L’affaire pourrait créer des remous dans tout le secteur, estime Otlotleng Mokgatle, analyste chez Control Risks : « L'une des conséquences de cette décision, c’est de renforcer le sentiment, notamment chez les investisseurs, que le secteur offshore sud-africain est exposé à un ensemble de risques, liés à un groupe d’acteurs très actifs et, disons-le, offensifs en Afrique du Sud ».

Le bassin d'Orange toujours attractif

Le groupe français TotalEnergies a déjà connu des déboires similaires lorsque la justice a annulé, en première instance en 2025, une autorisation environnementale pour un ensemble de blocs au large du Cap. Cependant le bassin d'Orange, à la frontière avec la Namibie plus au nord, est plein de promesses et pourrait continuer à aiguiser les appétits et ce malgré les risques judiciaires.

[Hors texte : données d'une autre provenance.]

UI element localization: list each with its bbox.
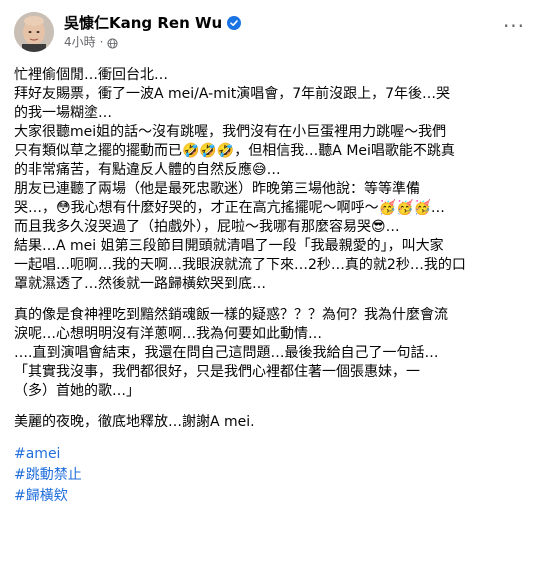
avatar-image: [14, 12, 54, 52]
text-line: 的我一場糊塗…: [14, 105, 112, 121]
text-line: 真的像是食神裡吃到黯然銷魂飯一樣的疑惑？？？為何？我為什麼會流: [14, 307, 448, 323]
text-line: 罩就濕透了…然後就一路歸橫欸哭到底…: [14, 276, 266, 292]
text-line: 而且我多久沒哭過了（拍戲外），屁啦～我哪有那麼容易哭😎…: [14, 219, 400, 235]
post-body: 忙裡偷個閒…衝回台北… 拜好友賜票，衝了一波A mei/A-mit演唱會，7年前…: [14, 66, 528, 507]
post-time[interactable]: 4小時: [64, 34, 96, 51]
avatar[interactable]: [14, 12, 54, 52]
post-meta: 吳慷仁Kang Ren Wu 4小時 ·: [64, 14, 242, 51]
text-line: 「其實我沒事，我們都很好，只是我們心裡都住著一個張惠妹，一: [14, 364, 420, 380]
text-line: 忙裡偷個閒…衝回台北…: [14, 67, 168, 83]
text-line: 淚呢…心想明明沒有洋蔥啊…我為何要如此動情…: [14, 326, 322, 342]
separator-dot: ·: [99, 34, 104, 49]
paragraph-3: 美麗的夜晚，徹底地釋放…謝謝A mei.: [14, 413, 528, 432]
more-options-icon[interactable]: ···: [502, 14, 526, 38]
text-line: 的非常痛苦，有點違反人體的自然反應😅…: [14, 162, 281, 178]
hashtag-list: #amei #跳動禁止 #歸橫欸: [14, 444, 528, 507]
text-line: 只有類似草之擺的擺動而已🤣🤣🤣，但相信我…聽A Mei唱歌能不跳真: [14, 143, 455, 159]
text-line: 哭…，😳我心想有什麼好哭的，才正在高亢搖擺呢～啊呼～🥳🥳🥳…: [14, 200, 445, 216]
text-line: 朋友已連聽了兩場（他是最死忠歌迷）昨晚第三場他說：等等準備: [14, 181, 420, 197]
hashtag-link[interactable]: #歸橫欸: [14, 486, 528, 507]
text-line: 結果…A mei 姐第三段節目開頭就清唱了一段「我最親愛的」，叫大家: [14, 238, 444, 254]
text-line: 美麗的夜晚，徹底地釋放…謝謝A mei.: [14, 414, 255, 430]
globe-icon[interactable]: [107, 37, 119, 49]
hashtag-link[interactable]: #amei: [14, 444, 528, 465]
text-line: 拜好友賜票，衝了一波A mei/A-mit演唱會，7年前沒跟上，7年後…哭: [14, 86, 451, 102]
author-row: 吳慷仁Kang Ren Wu: [64, 14, 242, 33]
paragraph-2: 真的像是食神裡吃到黯然銷魂飯一樣的疑惑？？？為何？我為什麼會流 淚呢…心想明明沒…: [14, 306, 528, 401]
author-name[interactable]: 吳慷仁Kang Ren Wu: [64, 14, 222, 33]
text-line: （多）首她的歌…」: [14, 383, 140, 399]
post-card: 吳慷仁Kang Ren Wu 4小時 · ··· 忙裡偷個閒…衝回台北… 拜好友…: [0, 0, 540, 562]
hashtag-link[interactable]: #跳動禁止: [14, 465, 528, 486]
verified-badge-icon: [227, 16, 242, 30]
post-subline: 4小時 ·: [64, 34, 241, 51]
text-line: 一起唱…呃啊…我的天啊…我眼淚就流了下來…2秒…真的就2秒…我的口: [14, 257, 466, 273]
text-line: 大家很聽mei姐的話～沒有跳喔，我們沒有在小巨蛋裡用力跳喔～我們: [14, 124, 447, 140]
post-header: 吳慷仁Kang Ren Wu 4小時 ·: [14, 10, 528, 54]
text-line: ….直到演唱會結束，我還在問自己這問題…最後我給自己了一句話…: [14, 345, 439, 361]
paragraph-1: 忙裡偷個閒…衝回台北… 拜好友賜票，衝了一波A mei/A-mit演唱會，7年前…: [14, 66, 528, 294]
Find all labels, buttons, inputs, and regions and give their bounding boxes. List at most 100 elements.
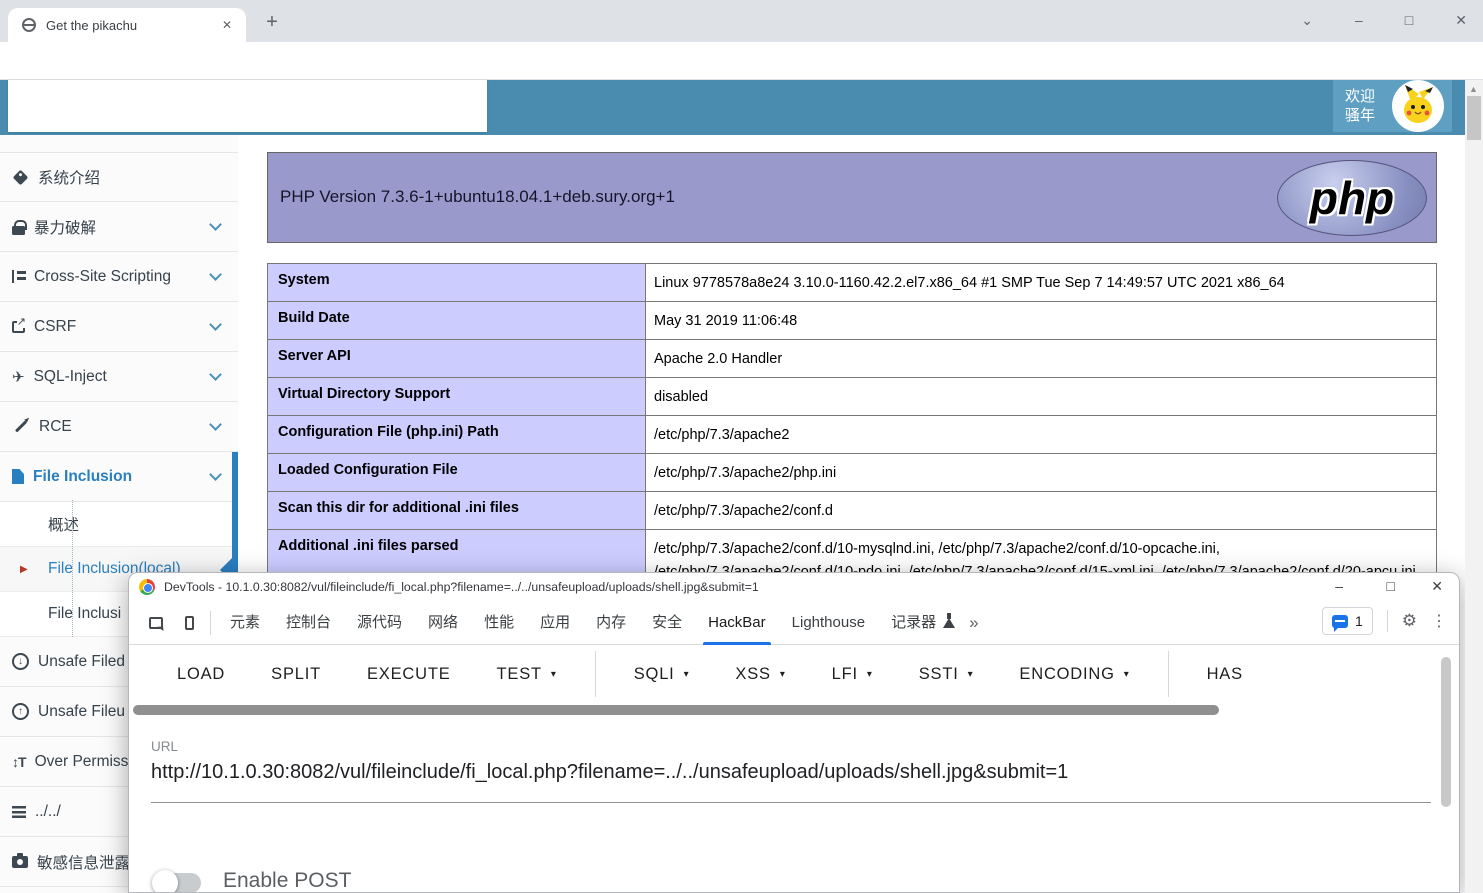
tab-console[interactable]: 控制台 — [273, 601, 344, 645]
file-icon — [12, 469, 24, 484]
row-value: May 31 2019 11:06:48 — [646, 302, 1436, 339]
row-value: Apache 2.0 Handler — [646, 340, 1436, 377]
sidebar-item-label: CSRF — [34, 318, 76, 336]
sidebar-item-label: Cross-Site Scripting — [34, 268, 171, 286]
scrollbar-up-arrow-icon[interactable]: ▲ — [1469, 84, 1478, 94]
more-tabs-icon[interactable]: » — [959, 613, 988, 633]
site-header: 欢迎 骚年 — [0, 80, 1465, 135]
hackbar-horizontal-scrollbar[interactable] — [133, 705, 1219, 715]
plane-icon: ✈ — [12, 368, 25, 386]
chevron-down-icon — [209, 318, 222, 331]
enable-post-label: Enable POST — [223, 869, 351, 893]
tab-recorder[interactable]: 记录器 — [878, 601, 949, 645]
devtools-close-button[interactable]: ✕ — [1425, 576, 1449, 597]
tab-sources[interactable]: 源代码 — [344, 601, 415, 645]
hashing-menu-button[interactable]: HAS — [1207, 665, 1243, 684]
sidebar-item-label: 系统介绍 — [38, 166, 100, 188]
page-scrollbar[interactable]: ▲ — [1465, 80, 1483, 893]
sidebar-item-file-inclusion[interactable]: File Inclusion — [0, 452, 238, 502]
issues-badge[interactable]: 1 — [1322, 607, 1373, 635]
sidebar-item-xss[interactable]: Cross-Site Scripting — [0, 252, 238, 302]
row-label: Scan this dir for additional .ini files — [268, 492, 646, 529]
welcome-box: 欢迎 骚年 — [1333, 80, 1452, 132]
inspect-element-icon[interactable] — [149, 617, 163, 629]
new-tab-button[interactable]: + — [258, 9, 286, 37]
row-label: Build Date — [268, 302, 646, 339]
tab-security[interactable]: 安全 — [639, 601, 695, 645]
devtools-vertical-scrollbar[interactable] — [1441, 657, 1451, 807]
row-value: /etc/php/7.3/apache2/conf.d — [646, 492, 1436, 529]
lfi-menu-button[interactable]: LFI▾ — [832, 665, 873, 684]
chevron-down-icon — [209, 218, 222, 231]
window-minimize-button[interactable]: – — [1349, 8, 1369, 32]
window-maximize-button[interactable]: □ — [1399, 8, 1419, 32]
sidebar-subitem-overview[interactable]: 概述 — [0, 502, 238, 547]
tag-icon — [13, 169, 29, 185]
browser-tab[interactable]: Get the pikachu ✕ — [8, 8, 246, 42]
row-value: disabled — [646, 378, 1436, 415]
sidebar-item-label: File Inclusion — [33, 468, 132, 486]
tab-title: Get the pikachu — [46, 18, 218, 33]
enable-post-toggle[interactable] — [155, 873, 201, 893]
devtools-menu-icon[interactable]: ⋮ — [1431, 611, 1447, 631]
caret-down-icon: ▾ — [867, 669, 873, 680]
table-row: Loaded Configuration File /etc/php/7.3/a… — [268, 454, 1436, 492]
globe-favicon-icon — [22, 18, 36, 32]
sidebar-item-sql-inject[interactable]: ✈ SQL-Inject — [0, 352, 238, 402]
load-button[interactable]: LOAD — [177, 665, 225, 684]
hackbar-divider — [595, 651, 596, 697]
execute-button[interactable]: EXECUTE — [367, 665, 451, 684]
devtools-maximize-button[interactable]: □ — [1381, 576, 1401, 596]
header-logo-box — [8, 80, 487, 132]
window-controls: ⌄ – □ ✕ — [1295, 0, 1473, 40]
sqli-menu-button[interactable]: SQLI▾ — [634, 665, 690, 684]
url-input[interactable]: http://10.1.0.30:8082/vul/fileinclude/fi… — [151, 761, 1436, 784]
tab-elements[interactable]: 元素 — [217, 601, 273, 645]
tab-lighthouse[interactable]: Lighthouse — [779, 601, 878, 645]
sidebar-item-label: SQL-Inject — [34, 368, 107, 386]
tab-search-icon[interactable]: ⌄ — [1295, 8, 1319, 33]
row-label: Server API — [268, 340, 646, 377]
sidebar-item-bruteforce[interactable]: 暴力破解 — [0, 202, 238, 252]
encoding-menu-button[interactable]: ENCODING▾ — [1019, 665, 1129, 684]
devtools-titlebar[interactable]: DevTools - 10.1.0.30:8082/vul/fileinclud… — [129, 573, 1459, 601]
controls-divider — [1387, 610, 1388, 632]
test-menu-button[interactable]: TEST▾ — [497, 665, 557, 684]
browser-toolbar: ← → ↻ ▲ 不安全 10.1.0.30:8082/vul/fileinclu… — [0, 42, 1483, 80]
row-value: /etc/php/7.3/apache2/php.ini — [646, 454, 1436, 491]
subitem-label: File Inclusi — [48, 605, 121, 623]
table-row: System Linux 9778578a8e24 3.10.0-1160.42… — [268, 264, 1436, 302]
chevron-down-icon — [209, 368, 222, 381]
sidebar-item-label: ../../ — [35, 803, 61, 821]
devtools-title: DevTools - 10.1.0.30:8082/vul/fileinclud… — [164, 580, 759, 594]
devtools-window: DevTools - 10.1.0.30:8082/vul/fileinclud… — [128, 572, 1460, 893]
tab-hackbar[interactable]: HackBar — [695, 601, 779, 645]
scrollbar-thumb[interactable] — [1467, 96, 1481, 140]
circle-down-icon: ↓ — [12, 653, 29, 670]
sidebar-item-label: Over Permiss — [35, 753, 129, 771]
phpinfo-banner: PHP Version 7.3.6-1+ubuntu18.04.1+deb.su… — [267, 152, 1437, 243]
tab-memory[interactable]: 内存 — [583, 601, 639, 645]
tab-close-icon[interactable]: ✕ — [218, 16, 236, 34]
tab-network[interactable]: 网络 — [415, 601, 471, 645]
device-toolbar-icon[interactable] — [185, 616, 194, 630]
xss-menu-button[interactable]: XSS▾ — [735, 665, 785, 684]
devtools-minimize-button[interactable]: – — [1329, 576, 1349, 596]
url-field-label: URL — [151, 739, 178, 754]
tab-performance[interactable]: 性能 — [471, 601, 527, 645]
active-marker-icon: ▶ — [20, 564, 28, 575]
sidebar-item-csrf[interactable]: CSRF — [0, 302, 238, 352]
flask-icon — [943, 618, 955, 628]
tab-application[interactable]: 应用 — [527, 601, 583, 645]
row-label: Virtual Directory Support — [268, 378, 646, 415]
gear-icon[interactable]: ⚙ — [1402, 611, 1417, 631]
sidebar-item-rce[interactable]: RCE — [0, 402, 238, 452]
ssti-menu-button[interactable]: SSTI▾ — [919, 665, 974, 684]
sidebar-item-system-intro[interactable]: 系统介绍 — [0, 152, 238, 202]
pencil-icon — [15, 420, 27, 432]
split-button[interactable]: SPLIT — [271, 665, 321, 684]
list-icon — [12, 806, 26, 818]
table-row: Scan this dir for additional .ini files … — [268, 492, 1436, 530]
hackbar-toolbar: LOAD SPLIT EXECUTE TEST▾ SQLI▾ XSS▾ LFI▾… — [129, 645, 1449, 703]
window-close-button[interactable]: ✕ — [1449, 8, 1473, 33]
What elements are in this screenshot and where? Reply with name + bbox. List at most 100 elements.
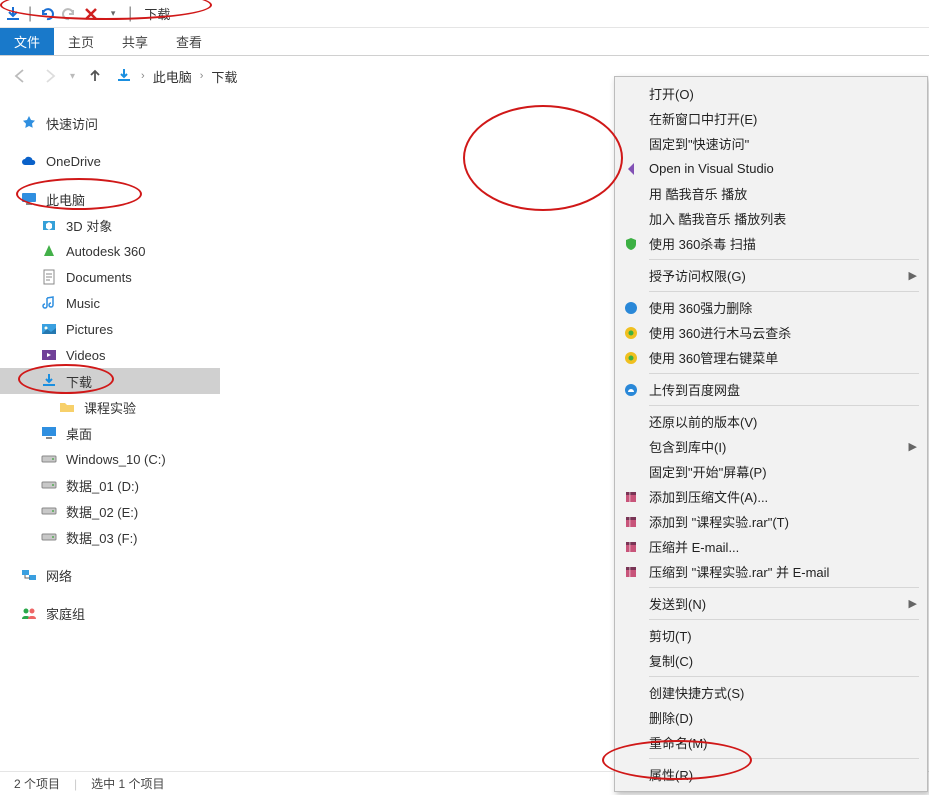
context-menu-item[interactable]: 压缩并 E-mail... (615, 534, 927, 559)
context-menu-item[interactable]: 加入 酷我音乐 播放列表 (615, 206, 927, 231)
qat-dropdown-icon[interactable]: ▾ (104, 5, 122, 23)
context-menu-item[interactable]: 删除(D) (615, 705, 927, 730)
context-menu-item[interactable]: 使用 360管理右键菜单 (615, 345, 927, 370)
desktop-icon (40, 424, 58, 442)
tab-file[interactable]: 文件 (0, 28, 54, 55)
tree-item[interactable]: 3D 对象 (0, 212, 220, 238)
context-menu-item[interactable]: 使用 360杀毒 扫描 (615, 231, 927, 256)
tree-homegroup[interactable]: 家庭组 (0, 600, 220, 626)
360-yellow-icon (623, 325, 639, 341)
shield-green-icon (623, 236, 639, 252)
nav-forward-icon[interactable] (40, 66, 60, 86)
context-menu-item[interactable]: 使用 360强力删除 (615, 295, 927, 320)
menu-item-label: 使用 360进行木马云查杀 (649, 323, 791, 342)
delete-icon[interactable] (82, 5, 100, 23)
tree-label: 快速访问 (46, 114, 98, 133)
tree-label: Pictures (66, 322, 113, 337)
rar-icon (623, 564, 639, 580)
videos-icon (40, 346, 58, 364)
download-location-icon (115, 67, 133, 85)
redo-icon[interactable] (60, 5, 78, 23)
context-menu-item[interactable]: 添加到 "课程实验.rar"(T) (615, 509, 927, 534)
context-menu-item[interactable]: 添加到压缩文件(A)... (615, 484, 927, 509)
tree-quick-access[interactable]: 快速访问 (0, 110, 220, 136)
breadcrumb-item[interactable]: 下载 (211, 67, 237, 86)
menu-item-label: 使用 360强力删除 (649, 298, 752, 317)
context-menu-item[interactable]: 固定到"快速访问" (615, 131, 927, 156)
tab-view[interactable]: 查看 (162, 28, 216, 55)
context-menu-item[interactable]: 固定到"开始"屏幕(P) (615, 459, 927, 484)
context-menu-item[interactable]: 重命名(M) (615, 730, 927, 755)
menu-item-label: 使用 360管理右键菜单 (649, 348, 778, 367)
context-menu-item[interactable]: 在新窗口中打开(E) (615, 106, 927, 131)
rar-icon (623, 514, 639, 530)
360-yellow-icon (623, 350, 639, 366)
tree-item[interactable]: Videos (0, 342, 220, 368)
breadcrumb-chevron-icon: › (200, 70, 204, 82)
status-selection: 选中 1 个项目 (91, 775, 164, 792)
context-menu-item[interactable]: 包含到库中(I)▶ (615, 434, 927, 459)
tree-network[interactable]: 网络 (0, 562, 220, 588)
tree-item[interactable]: Windows_10 (C:) (0, 446, 220, 472)
tree-item[interactable]: 数据_03 (F:) (0, 524, 220, 550)
menu-item-label: 固定到"快速访问" (649, 134, 749, 153)
context-menu-item[interactable]: Open in Visual Studio (615, 156, 927, 181)
menu-item-label: 剪切(T) (649, 626, 692, 645)
context-menu-item[interactable]: 属性(R) (615, 762, 927, 787)
navigation-tree[interactable]: 快速访问 OneDrive 此电脑 3D 对象Autodesk 360Docum… (0, 96, 220, 771)
status-item-count: 2 个项目 (14, 775, 60, 792)
tree-label: 数据_03 (F:) (66, 528, 138, 547)
menu-item-label: 添加到压缩文件(A)... (649, 487, 768, 506)
tree-item[interactable]: Music (0, 290, 220, 316)
context-menu-item[interactable]: 打开(O) (615, 81, 927, 106)
network-icon (20, 566, 38, 584)
tab-home[interactable]: 主页 (54, 28, 108, 55)
tree-item[interactable]: 下载 (0, 368, 220, 394)
context-menu-item[interactable]: 发送到(N)▶ (615, 591, 927, 616)
tree-item[interactable]: 桌面 (0, 420, 220, 446)
menu-separator (649, 676, 919, 677)
nav-recent-dropdown-icon[interactable]: ▾ (70, 71, 75, 82)
status-separator: | (74, 777, 77, 791)
menu-item-label: 用 酷我音乐 播放 (649, 184, 747, 203)
monitor-icon (20, 190, 38, 208)
tree-item[interactable]: 课程实验 (0, 394, 220, 420)
menu-item-label: 加入 酷我音乐 播放列表 (649, 209, 786, 228)
tree-label: 数据_01 (D:) (66, 476, 139, 495)
context-menu-item[interactable]: 授予访问权限(G)▶ (615, 263, 927, 288)
menu-item-label: 授予访问权限(G) (649, 266, 746, 285)
menu-separator (649, 373, 919, 374)
undo-icon[interactable] (38, 5, 56, 23)
context-menu: 打开(O)在新窗口中打开(E) 固定到"快速访问" Open in Visual S… (614, 76, 928, 792)
tab-share[interactable]: 共享 (108, 28, 162, 55)
menu-item-label: 固定到"开始"屏幕(P) (649, 462, 767, 481)
nav-up-icon[interactable] (85, 66, 105, 86)
tree-item[interactable]: 数据_01 (D:) (0, 472, 220, 498)
tree-item[interactable]: Autodesk 360 (0, 238, 220, 264)
tree-onedrive[interactable]: OneDrive (0, 148, 220, 174)
context-menu-item[interactable]: 用 酷我音乐 播放 (615, 181, 927, 206)
menu-item-label: 重命名(M) (649, 733, 708, 752)
submenu-arrow-icon: ▶ (909, 597, 917, 610)
cloud-icon (20, 152, 38, 170)
context-menu-item[interactable]: 压缩到 "课程实验.rar" 并 E-mail (615, 559, 927, 584)
context-menu-item[interactable]: 上传到百度网盘 (615, 377, 927, 402)
tree-item[interactable]: 数据_02 (E:) (0, 498, 220, 524)
context-menu-item[interactable]: 创建快捷方式(S) (615, 680, 927, 705)
tree-this-pc[interactable]: 此电脑 (0, 186, 220, 212)
context-menu-item[interactable]: 还原以前的版本(V) (615, 409, 927, 434)
tree-item[interactable]: Pictures (0, 316, 220, 342)
context-menu-item[interactable]: 使用 360进行木马云查杀 (615, 320, 927, 345)
quick-access-toolbar: | ▾ | 下载 (0, 0, 929, 28)
context-menu-item[interactable]: 剪切(T) (615, 623, 927, 648)
drive-icon (40, 450, 58, 468)
menu-item-label: 压缩并 E-mail... (649, 537, 739, 556)
context-menu-item[interactable]: 复制(C) (615, 648, 927, 673)
folder-icon (58, 398, 76, 416)
breadcrumb-item[interactable]: 此电脑 (153, 67, 192, 86)
tree-label: 家庭组 (46, 604, 85, 623)
menu-item-label: 添加到 "课程实验.rar"(T) (649, 512, 789, 531)
menu-item-label: 压缩到 "课程实验.rar" 并 E-mail (649, 562, 829, 581)
tree-item[interactable]: Documents (0, 264, 220, 290)
nav-back-icon[interactable] (10, 66, 30, 86)
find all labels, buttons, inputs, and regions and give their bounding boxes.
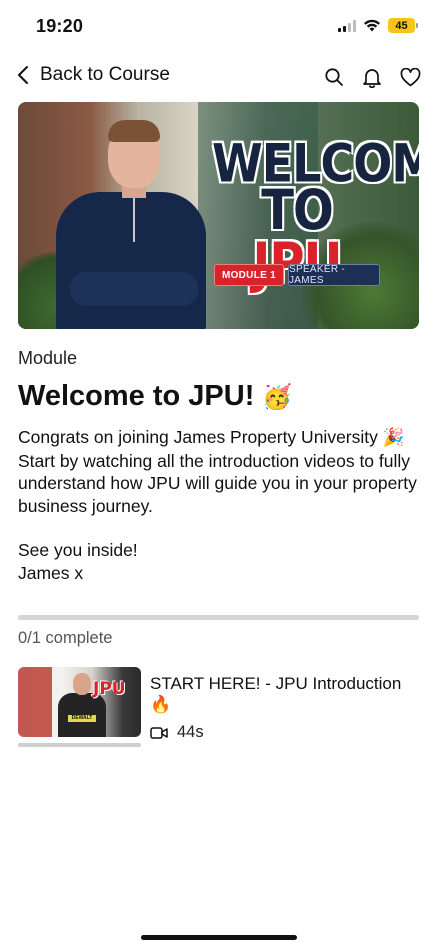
banner-speaker-photo [56,118,206,329]
nav-header: Back to Course [0,60,437,96]
party-popper-emoji: 🎉 [382,428,405,448]
speaker-tag: SPEAKER - JAMES [288,264,380,286]
party-face-emoji: 🥳 [262,383,293,411]
module-progress-bar [18,615,419,620]
home-indicator[interactable] [141,935,297,940]
header-actions [323,66,421,88]
video-camera-icon [150,726,168,739]
progress-text: 0/1 complete [18,629,113,647]
notifications-button[interactable] [361,66,383,88]
lesson-item[interactable]: DEWALT JPU START HERE! - JPU Introductio… [18,667,419,751]
search-button[interactable] [323,66,345,88]
chevron-left-icon [18,66,28,84]
heart-icon [400,67,420,86]
description-line2: Start by watching all the introduction v… [18,450,417,516]
lesson-title-text: START HERE! - JPU Introduction [150,674,402,693]
battery-indicator: 45 [388,18,418,33]
status-bar: 19:20 45 [0,0,437,54]
back-label: Back to Course [40,64,170,85]
status-icons: 45 [338,18,418,33]
fire-emoji: 🔥 [150,695,172,715]
module-title: Welcome to JPU! 🥳 [18,380,292,413]
cellular-signal-icon [338,19,356,32]
wifi-icon [364,19,380,32]
module-title-text: Welcome to JPU! [18,380,255,412]
lesson-meta: 44s [150,723,204,742]
module-description: Congrats on joining James Property Unive… [18,426,418,584]
thumbnail-jpu-text: JPU [93,679,126,699]
thumbnail-logo: DEWALT [68,715,96,722]
lesson-duration: 44s [177,723,204,741]
module-banner-image: WELCOME TO JPU MODULE 1 SPEAKER - JAMES [18,102,419,329]
lesson-progress-bar [18,743,141,747]
lesson-thumbnail: DEWALT JPU [18,667,141,737]
sign-off-line2: James x [18,562,84,583]
favorite-button[interactable] [399,66,421,88]
lesson-title: START HERE! - JPU Introduction 🔥 [150,673,418,716]
sign-off-line1: See you inside! [18,540,138,560]
description-line1: Congrats on joining James Property Unive… [18,427,378,447]
search-icon [325,68,343,86]
bell-icon [363,68,381,88]
module-tag: MODULE 1 [214,264,284,286]
status-time: 19:20 [36,16,84,36]
module-label: Module [18,348,78,368]
back-button[interactable]: Back to Course [16,64,170,86]
banner-title: WELCOME TO JPU [212,137,419,291]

« Je ne dirais pas que cela va nécessairement réduire l’attractivité de l’Afrique du Sud pour de futurs investissements dans le pétrole et le gaz, notamment parce que le potentiel géologique reste très important. Les investisseurs prennent ce potentiel en compte, tout comme ils prennent en compte les conditions fiscales, les infrastructures existantes dans le pays, ainsi que les incertitudes judiciaires suite à cette décision. Je pense donc que cela aura davantage un impact sur la prime de risque, mais cela ne devrait pas faire perdre au marché toute son attractivité », selon Otlotleng Mokgatle :

Début août, un tribunal a rejeté la demande d’associations qui cherchaient à empêcher une campagne d’études sismiques dans le bassin d'Orange. Shell y maintient pour l’instant sa présence, tout comme TotalEnergies, qui fait cependant l’objet d’un nouveau recours autour d’une autorisation environnementale.